What the person’s situation before working with Advocacy Focus?

George is a 33-year-old gentleman who lives at home with his mother. George has a learning disability in addition to mental and physical health needs. George described himself as socially isolated, spending most of his time alone on his laptop. George independently contacted the local authority for support and an advocate was recommended to help George to navigate services and find appropriate support.

What did you do to help the person?

A Community Advocate discussed with George what his needs were and what services might be available to him. George requested support to access his GP, as he had not felt listened to before and wanted help to see if more support might be available to him.

The Community Advocate met with George at his GP practice prior to his appointment and helped George to put together a written plan around how he was going to communicate with his GP. This allowed George to remain independent, with the knowledge of support available and written notes for reflection. The appointment led to investigations of George’s physical health being done. What George and his GP agreed would happen next was documented by the Community Advocate to enable George to refer to.

George’s Community Advocate made a follow up phone call to him, and they discussed George needing some support around his mental health. Another GP appointment was made by George and his Community Advocate supported him with this.
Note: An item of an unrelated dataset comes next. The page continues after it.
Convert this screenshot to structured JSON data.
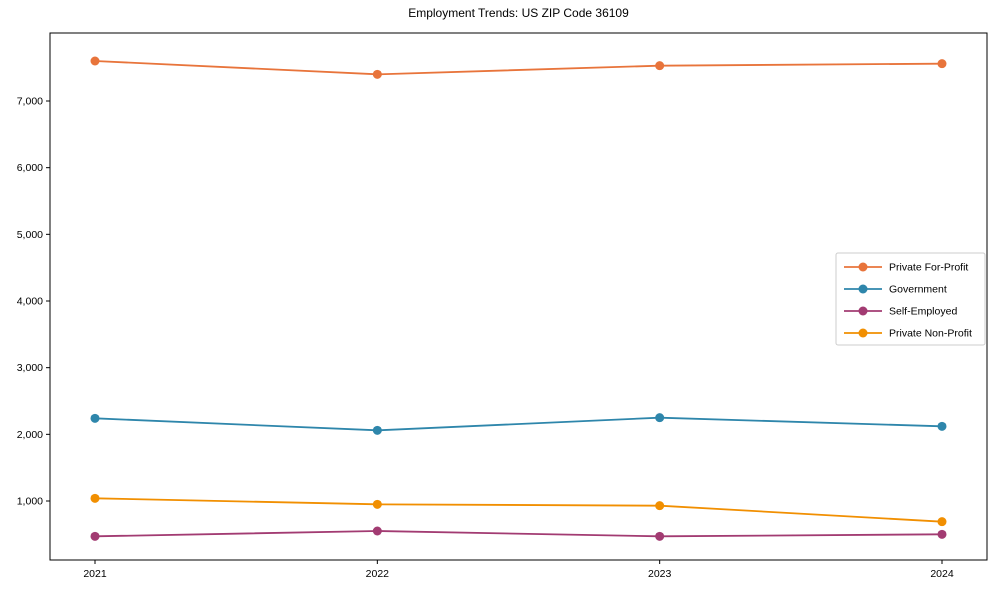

The GP advised George that he was not entitled to support from the Community Mental Health Team (CMHT), as he is not in crisis, and suggested he refer himself for counselling via Immediate Access Psychological Therapy (IAPT). George was able to voice that he does not wish to speak to anyone and spoke of the specific help he wanted with the help of his Advocate.  George’s GP suggested an increase in medication and a follow up appointment with a Mental Health Practitioner. George agreed to this. The GP then looked at previous notes from 2 years ago showing that George was supported by the CMHT with a discharge plan, including a follow up by the Learning Disability Team for assessment for a Support Worker. George informed his GP that this was not completed. George’s Community Advocate agreed to ring the Learning Disability Team, whereby an outcome could then be shared with the Mental Health Practitioner. Our Advocate wrote again to George to summarise what had happened and what work remained to be completed.

What was the outcome?

Support remains on-going with George’s Community Advocate continuing to try to contact the Learning Disability Team. George is awaiting an appointment with the Wellbeing Team for an assessment. The Community Advocate will continue to work with George to support him to gain the outcome he wants. George advised that he felt reassured knowing that he is being supported by our service.

How do you think this impacted on the person?

George has thanked his Advocate for the support he has so far received and feels it is useful to have both a written plan and face to face support when communicating with professionals. George feels empowered that his voice is now heard.

Why do you think advocacy support was so effective?

George was able to decide what support he did and did not want.  George’s goal is to reduce feeling socially isolated and increase his independence. George continues to gain confidence in engaging with professionals and is starting to feel listened to.

George said to this Community Advocate, “Thank you for supporting me, I find it difficult to say what I need and having you beside me to help me to speak to people really helps as I am now being heard.”